JURISPRUDENCE D'ACTU : Rupture conventionnelle et prise d’acte : une admission sous réserve

Syndicat d'employeurs |

La Cour de cassation s’est prononcée le 6 octobre 2015* sur une prise d’acte de la rupture du contrat de travail passé le délai de rétractation de la rupture conventionnelle entre le salarié et l’employeur.

La Cour de cassation a estimé « qu'il résulte des articles L. 1237-13 et L. 1237-14 du code du travail qu'en l'absence de rétractation de la convention de rupture, un salarié ne peut prendre acte de la rupture du contrat de travail, entre la date d'expiration du délai de rétractation et la date d'effet prévue de la rupture conventionnelle, que pour des manquements survenus ou dont il a eu connaissance au cours de cette période. »

En l’espèce, les parties ont signé une rupture conventionnelle le 6 juin 2009, le délai de rétractation avait pour échéance le 22 juin inclus et la rupture du contrat était fixée au 16 juillet 2009 afin de tenir compte de la période d’homologation de 15 jours.

Le 22 juin, l’avocat du salarié avait envoyé une télécopie à l’autorité administrative chargée d’instruire la demande d’homologation afin d’exercer son droit de rétractation. Le 2 juillet, le salarié adressait une prise d’acte à son employeur et saisissait le Conseil de prud’hommes pour obtenir les indemnités de licenciement sans cause réelle et sérieuse. Entre temps, la convention de rupture a été homologuée.

La Cour de cassation a relevé deux irrégularités dans cette prise d’acte suite à rétractation d’une rupture conventionnelle.

Dans un premier temps, elle a rappelé que « selon l'article L. 1237-13 du code du travail, que le droit de rétractation dont dispose chacune des parties à la convention de rupture doit être exercé par l'envoi à l'autre partie d'une lettre adressée par tout moyen attestant de sa date de réception ». Or, en l’espèce, le salarié a envoyé, par le biais de son avocat, sa lettre de rétractation à l’autorité administrative et non à l’employeur.
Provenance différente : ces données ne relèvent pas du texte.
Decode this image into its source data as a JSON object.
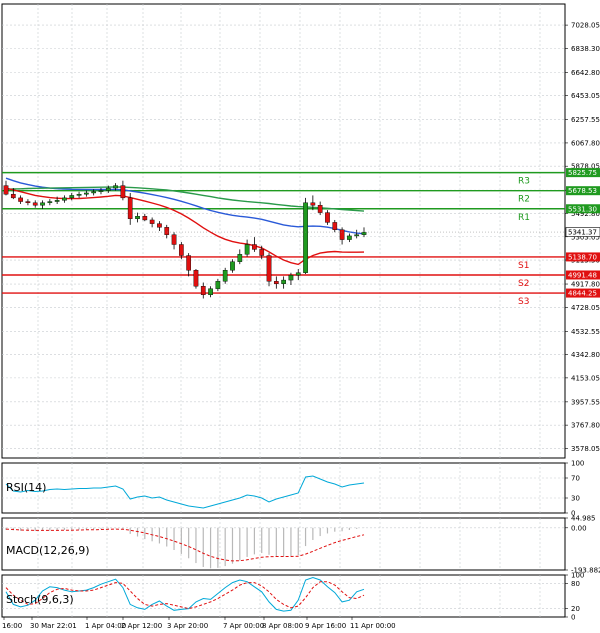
{
  "chart_data": [
    {
      "type": "candlestick",
      "panel": "price",
      "ylim": [
        3500,
        7200
      ],
      "y_ticks": [
        "7028.05",
        "6838.30",
        "6642.80",
        "6453.05",
        "6257.55",
        "6067.80",
        "5878.05",
        "5682.55",
        "5492.80",
        "5303.05",
        "5113.30",
        "4917.80",
        "4728.05",
        "4532.55",
        "4342.80",
        "4153.05",
        "3957.55",
        "3767.80",
        "3578.05"
      ],
      "x_ticks": [
        "16:00",
        "30 Mar 22:01",
        "1 Apr 04:00",
        "2 Apr 12:00",
        "3 Apr 20:00",
        "7 Apr 00:00",
        "8 Apr 08:00",
        "9 Apr 16:00",
        "11 Apr 00:00"
      ],
      "current_price": "5341.37",
      "grid": true,
      "levels": [
        {
          "name": "R3",
          "value": "5825.75",
          "color": "#1f9a1f"
        },
        {
          "name": "R2",
          "value": "5678.53",
          "color": "#1f9a1f"
        },
        {
          "name": "R1",
          "value": "5531.30",
          "color": "#1f9a1f"
        },
        {
          "name": "S1",
          "value": "5138.70",
          "color": "#e01010"
        },
        {
          "name": "S2",
          "value": "4991.48",
          "color": "#e01010"
        },
        {
          "name": "S3",
          "value": "4844.25",
          "color": "#e01010"
        }
      ],
      "candles": [
        [
          5720,
          5760,
          5640,
          5650
        ],
        [
          5650,
          5700,
          5610,
          5620
        ],
        [
          5620,
          5640,
          5570,
          5590
        ],
        [
          5590,
          5610,
          5560,
          5580
        ],
        [
          5580,
          5600,
          5540,
          5560
        ],
        [
          5560,
          5600,
          5530,
          5580
        ],
        [
          5580,
          5610,
          5560,
          5590
        ],
        [
          5590,
          5630,
          5570,
          5600
        ],
        [
          5600,
          5640,
          5580,
          5620
        ],
        [
          5620,
          5660,
          5600,
          5640
        ],
        [
          5640,
          5670,
          5620,
          5650
        ],
        [
          5650,
          5680,
          5630,
          5660
        ],
        [
          5660,
          5690,
          5640,
          5670
        ],
        [
          5670,
          5700,
          5650,
          5680
        ],
        [
          5680,
          5720,
          5660,
          5700
        ],
        [
          5700,
          5740,
          5680,
          5720
        ],
        [
          5720,
          5760,
          5600,
          5620
        ],
        [
          5620,
          5660,
          5400,
          5450
        ],
        [
          5450,
          5500,
          5420,
          5470
        ],
        [
          5470,
          5490,
          5430,
          5440
        ],
        [
          5440,
          5460,
          5380,
          5410
        ],
        [
          5410,
          5430,
          5350,
          5380
        ],
        [
          5380,
          5400,
          5290,
          5320
        ],
        [
          5320,
          5340,
          5200,
          5240
        ],
        [
          5240,
          5260,
          5120,
          5150
        ],
        [
          5150,
          5170,
          4980,
          5030
        ],
        [
          5030,
          5040,
          4880,
          4900
        ],
        [
          4900,
          4930,
          4800,
          4830
        ],
        [
          4830,
          4900,
          4810,
          4880
        ],
        [
          4880,
          4960,
          4860,
          4940
        ],
        [
          4940,
          5050,
          4920,
          5030
        ],
        [
          5030,
          5120,
          5010,
          5100
        ],
        [
          5100,
          5200,
          5080,
          5160
        ],
        [
          5160,
          5280,
          5140,
          5240
        ],
        [
          5240,
          5300,
          5180,
          5200
        ],
        [
          5200,
          5230,
          5120,
          5150
        ],
        [
          5150,
          5170,
          4900,
          4940
        ],
        [
          4940,
          4980,
          4880,
          4920
        ],
        [
          4920,
          4980,
          4880,
          4950
        ],
        [
          4950,
          5010,
          4910,
          4990
        ],
        [
          4990,
          5040,
          4950,
          5010
        ],
        [
          5010,
          5620,
          5000,
          5580
        ],
        [
          5580,
          5640,
          5520,
          5560
        ],
        [
          5560,
          5590,
          5480,
          5500
        ],
        [
          5500,
          5520,
          5400,
          5420
        ],
        [
          5420,
          5440,
          5340,
          5360
        ],
        [
          5360,
          5380,
          5240,
          5280
        ],
        [
          5280,
          5330,
          5260,
          5310
        ],
        [
          5310,
          5360,
          5290,
          5320
        ],
        [
          5320,
          5380,
          5300,
          5340
        ]
      ],
      "series": [
        {
          "name": "",
          "color": "#2a5ad8",
          "values": [
            5780,
            5760,
            5742,
            5728,
            5716,
            5707,
            5700,
            5695,
            5692,
            5690,
            5689,
            5688,
            5688,
            5688,
            5688,
            5688,
            5686,
            5677,
            5668,
            5658,
            5647,
            5635,
            5622,
            5608,
            5592,
            5574,
            5555,
            5535,
            5517,
            5502,
            5489,
            5478,
            5470,
            5463,
            5455,
            5445,
            5430,
            5414,
            5400,
            5390,
            5384,
            5388,
            5390,
            5388,
            5381,
            5370,
            5355,
            5343,
            5333,
            5327
          ]
        },
        {
          "name": "",
          "color": "#2a9a4a",
          "values": [
            5690,
            5692,
            5694,
            5696,
            5698,
            5699,
            5700,
            5701,
            5702,
            5703,
            5704,
            5705,
            5706,
            5707,
            5708,
            5709,
            5708,
            5705,
            5702,
            5698,
            5694,
            5689,
            5684,
            5677,
            5669,
            5660,
            5650,
            5640,
            5630,
            5620,
            5611,
            5603,
            5596,
            5590,
            5585,
            5580,
            5574,
            5567,
            5560,
            5554,
            5549,
            5546,
            5543,
            5539,
            5535,
            5530,
            5525,
            5520,
            5516,
            5512
          ]
        },
        {
          "name": "",
          "color": "#e01010",
          "values": [
            5700,
            5685,
            5670,
            5655,
            5640,
            5630,
            5622,
            5617,
            5614,
            5614,
            5615,
            5618,
            5622,
            5627,
            5633,
            5640,
            5637,
            5622,
            5608,
            5594,
            5578,
            5562,
            5542,
            5518,
            5489,
            5455,
            5417,
            5376,
            5340,
            5308,
            5282,
            5264,
            5251,
            5243,
            5230,
            5212,
            5180,
            5145,
            5114,
            5092,
            5078,
            5120,
            5150,
            5170,
            5179,
            5183,
            5178,
            5177,
            5177,
            5178
          ]
        }
      ]
    },
    {
      "type": "line",
      "panel": "RSI(14)",
      "title": "RSI(14)",
      "ylim": [
        0,
        100
      ],
      "y_ticks": [
        "100",
        "70",
        "30",
        "0"
      ],
      "series": [
        {
          "name": "",
          "color": "#00a8d8",
          "values": [
            58,
            44,
            42,
            45,
            43,
            44,
            47,
            48,
            47,
            48,
            49,
            49,
            50,
            50,
            52,
            54,
            48,
            28,
            32,
            34,
            30,
            32,
            26,
            22,
            18,
            14,
            12,
            10,
            14,
            18,
            22,
            26,
            30,
            36,
            34,
            30,
            22,
            28,
            32,
            36,
            40,
            72,
            74,
            68,
            62,
            58,
            52,
            56,
            58,
            60
          ]
        }
      ]
    },
    {
      "type": "bar",
      "panel": "MACD(12,26,9)",
      "title": "MACD(12,26,9)",
      "ylim": [
        -193.882,
        44.985
      ],
      "y_ticks": [
        "44.985",
        "0.00",
        "-193.882"
      ],
      "values": [
        -10,
        -12,
        -14,
        -15,
        -15,
        -14,
        -13,
        -12,
        -10,
        -9,
        -8,
        -7,
        -6,
        -5,
        -3,
        -2,
        -8,
        -28,
        -40,
        -52,
        -62,
        -72,
        -86,
        -102,
        -120,
        -140,
        -162,
        -180,
        -186,
        -184,
        -176,
        -165,
        -150,
        -134,
        -122,
        -116,
        -124,
        -130,
        -132,
        -130,
        -126,
        -84,
        -56,
        -38,
        -26,
        -18,
        -16,
        -10,
        -5,
        -1
      ],
      "series": [
        {
          "name": "",
          "color": "#e01010",
          "values": [
            -6,
            -8,
            -10,
            -11,
            -12,
            -12,
            -12,
            -12,
            -11,
            -11,
            -10,
            -9,
            -9,
            -8,
            -7,
            -6,
            -7,
            -11,
            -17,
            -24,
            -32,
            -40,
            -50,
            -61,
            -73,
            -86,
            -101,
            -117,
            -131,
            -141,
            -148,
            -152,
            -151,
            -147,
            -141,
            -135,
            -133,
            -132,
            -132,
            -132,
            -131,
            -121,
            -108,
            -94,
            -81,
            -68,
            -58,
            -49,
            -40,
            -32
          ]
        }
      ]
    },
    {
      "type": "line",
      "panel": "Stoch(9,6,3)",
      "title": "Stoch(9,6,3)",
      "ylim": [
        0,
        100
      ],
      "y_ticks": [
        "100",
        "80",
        "20",
        "0"
      ],
      "series": [
        {
          "name": "",
          "color": "#00a8d8",
          "values": [
            60,
            30,
            24,
            28,
            40,
            62,
            72,
            70,
            64,
            60,
            62,
            64,
            70,
            78,
            84,
            90,
            70,
            30,
            22,
            18,
            30,
            38,
            26,
            16,
            18,
            20,
            36,
            44,
            42,
            56,
            70,
            82,
            88,
            84,
            72,
            60,
            36,
            18,
            14,
            16,
            40,
            88,
            94,
            88,
            72,
            58,
            36,
            40,
            60,
            66
          ]
        },
        {
          "name": "",
          "color": "#e01010",
          "values": [
            70,
            52,
            40,
            30,
            32,
            44,
            58,
            66,
            68,
            64,
            62,
            62,
            64,
            70,
            76,
            82,
            80,
            62,
            44,
            30,
            26,
            30,
            32,
            28,
            24,
            20,
            24,
            30,
            36,
            44,
            54,
            64,
            76,
            82,
            82,
            74,
            60,
            42,
            30,
            22,
            26,
            46,
            70,
            84,
            84,
            76,
            60,
            46,
            44,
            52
          ]
        }
      ]
    }
  ]
}
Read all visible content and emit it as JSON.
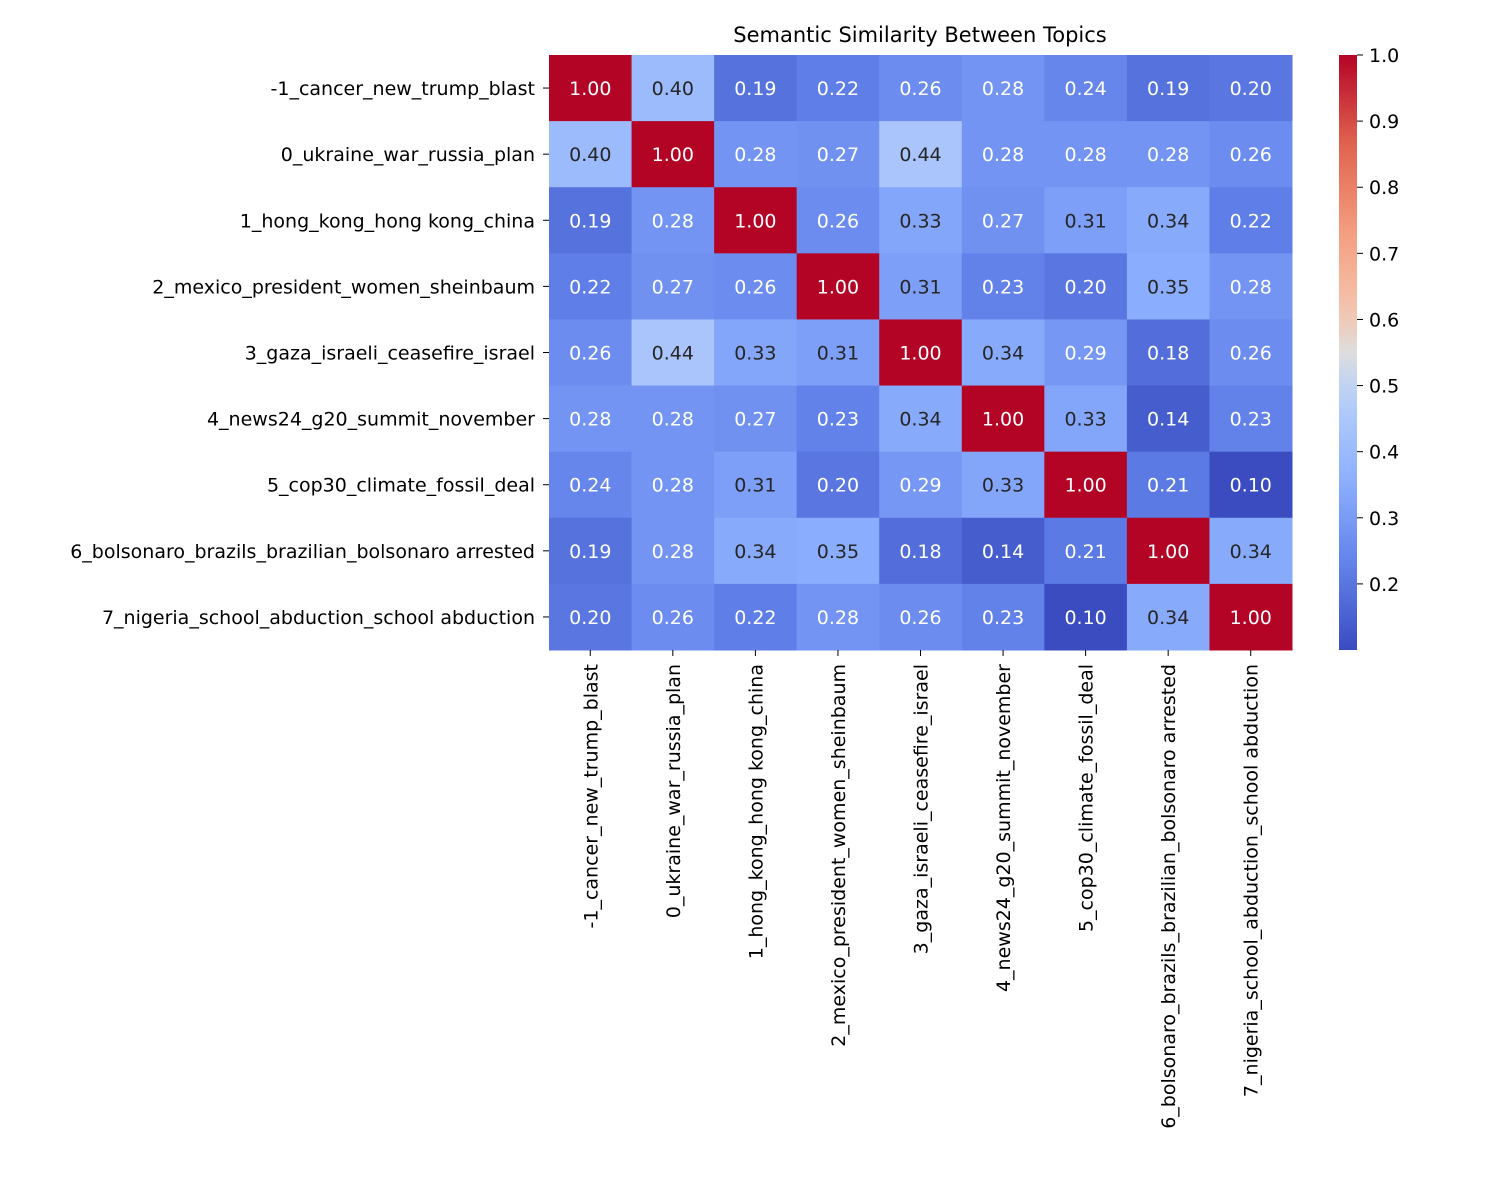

La rétractation n’est donc pas valable.

Dans un second temps, elle ne ferme pas totalement la possibilité d’une prise d’acte entre la fin du délai de rétractation et l’homologation de la rupture, mais la limite aux manquements survenus ou dont il a eu connaissance au cours de cette période.

En l’espèce, le salarié n’a invoqué que des faits antérieurs à l’expiration du délai de rétractation, dès lors les juges ont estimé que la prise d’acte était sans effet et qu’ils n’avaient pas à l’examiner.

C’est donc l’exercice du droit de rétractation qui conditionne l’étendu et le recours à la prise d’acte.

En effet, si le salarié avait valablement exercé son droit de rétractation, la rupture conventionnelle aurait été annulée et les faits invoqués pour justifier la prise d’acte auraient été accueillis par les juges. De même, en l’espèce, la rétractation n’étant pas valable, le salarié aurait du concentrer les fautes de l’employeur justifiant sa prise d’acte aux manquements durant la période entre la fin du délai de rétractation et l’homologation de la rupture conventionnelle.